De acordo com a denúncia oferecida pelo MP, momentos antes, uma testemunha viu Damião contratar um programa amoroso com a travesti em um bar no Centro.
Os dois teriam saído do local por volta da 1h e seguido até o imóvel em construção. Ainda segundo a denúncia, no local, por razões desconhecidas, o autor teria desferido um golpe de faca nas costas da vítima. A vítima teve hemorragia interna aguda e morreu logo depois. Antes de fugir, Damião ainda cobriu o corpo de Tchesca com pedaços de plástico. Após o crime, ele não foi mais visto na cidade.
As investigações conduzidas pela Polícia Civil de Pirajuí revelaram que, após ficar escondido alguns dias na residência de familiares em Dois Córregos, o autor do crime seguiu de ônibus para o Estado de Pernambuco. Em setembro de 2013, a Justiça recebeu a denúncia contra o acusado e decretou a sua prisão preventiva. No dia 1 de novembro, ele foi preso por policiais civis em Caetés, Pernambuco.

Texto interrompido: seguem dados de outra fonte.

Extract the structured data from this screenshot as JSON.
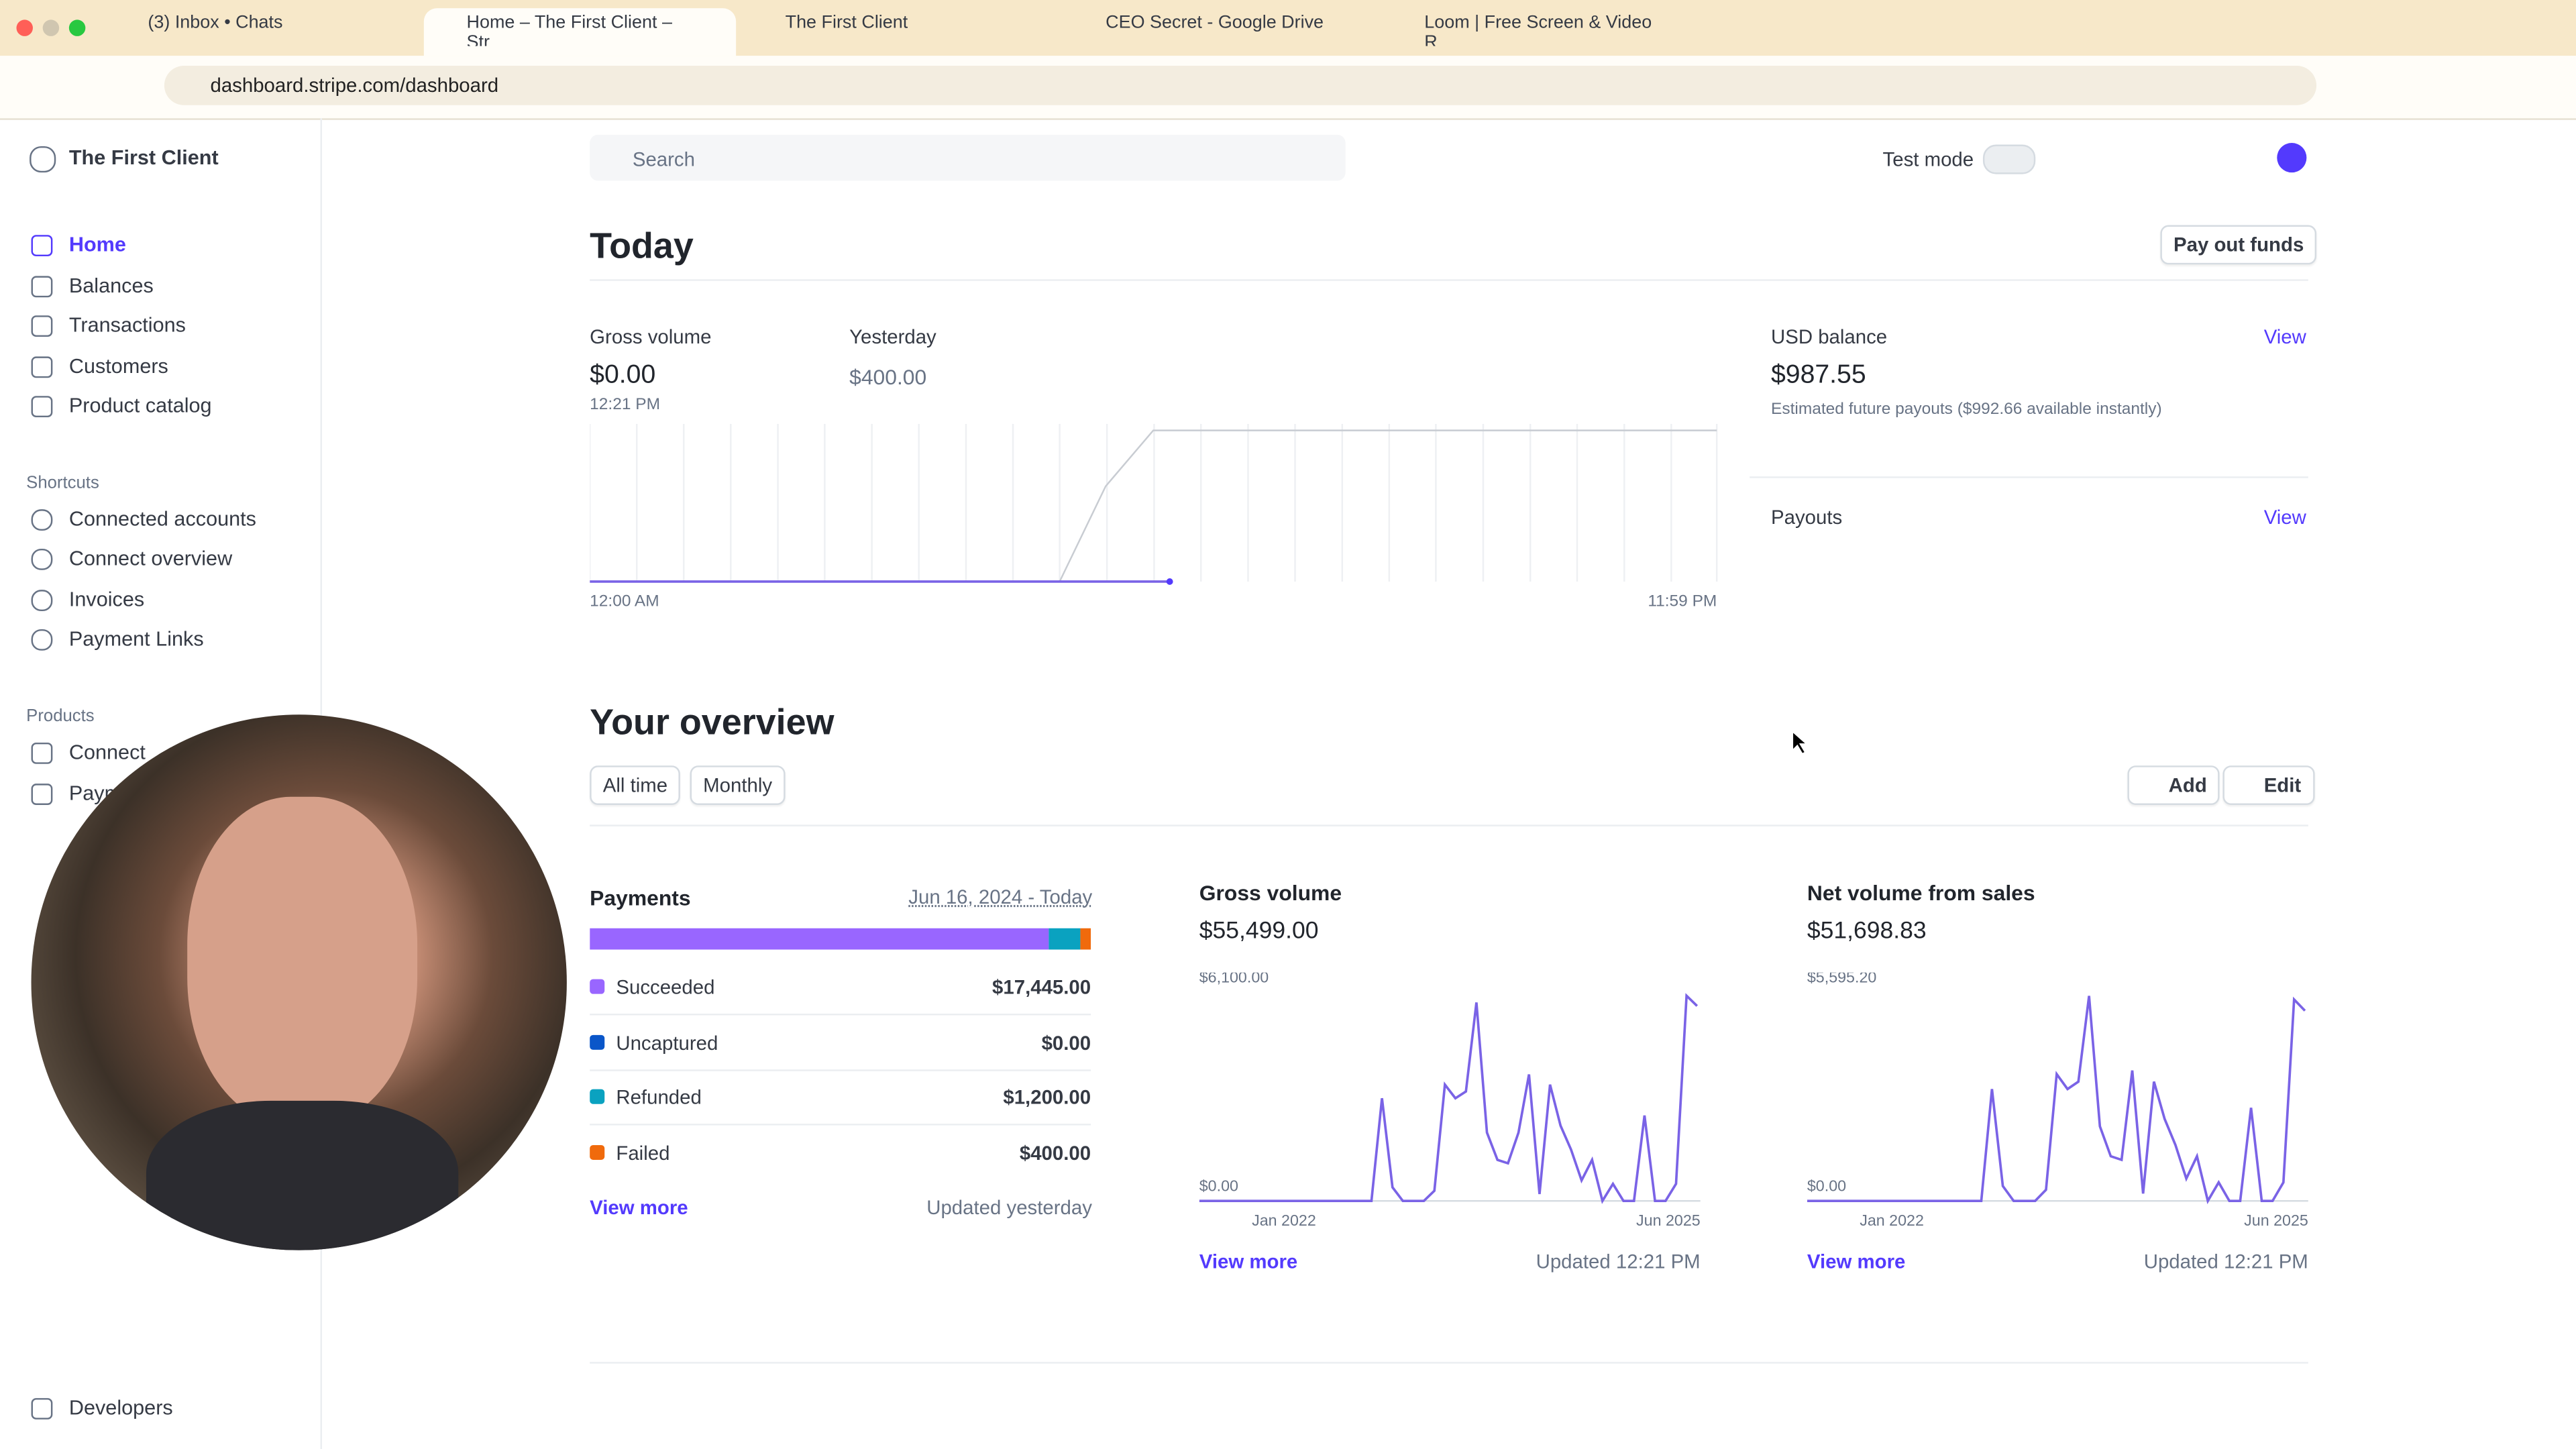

No início do ano passado, a defesa de Damião pediu a revogação da prisão preventiva dele, que foi negada. Em janeiro deste ano, ele foi pronunciado pela Justiça por homicídio qualificado, cometido à traição, por meio de emboscada ou mediante recurso que impossibilitou a defesa da vítima. O júri popular foi marcado para hoje, às 10h. A pena, em caso de condenação, varia de 12 a 30 anos de prisão.
O Tribunal do Júri
O Tribunal do Júri julga crimes dolosos contra a vida. Dos 25 jurados previamente sorteados, sete são escolhidos no dia do julgamento para compor o chamado Conselho de Sentença. Após depoimento de testemunhas de acusação e de defesa, o réu é interrogado pelo Ministério Público (MP), assistente e defesa. Os jurados também podem formular questões, por intermédio do juiz que preside a sessão. Na sequência, MP e assistente fazem a acusação e a defesa se pronuncia. O juiz e os jurados seguem, então, para a chamada sala secreta para decidir se o réu deve ser culpado ou absolvido. Em caso de condenação, o juiz fixa a pena, considerando agravantes ou atenuantes.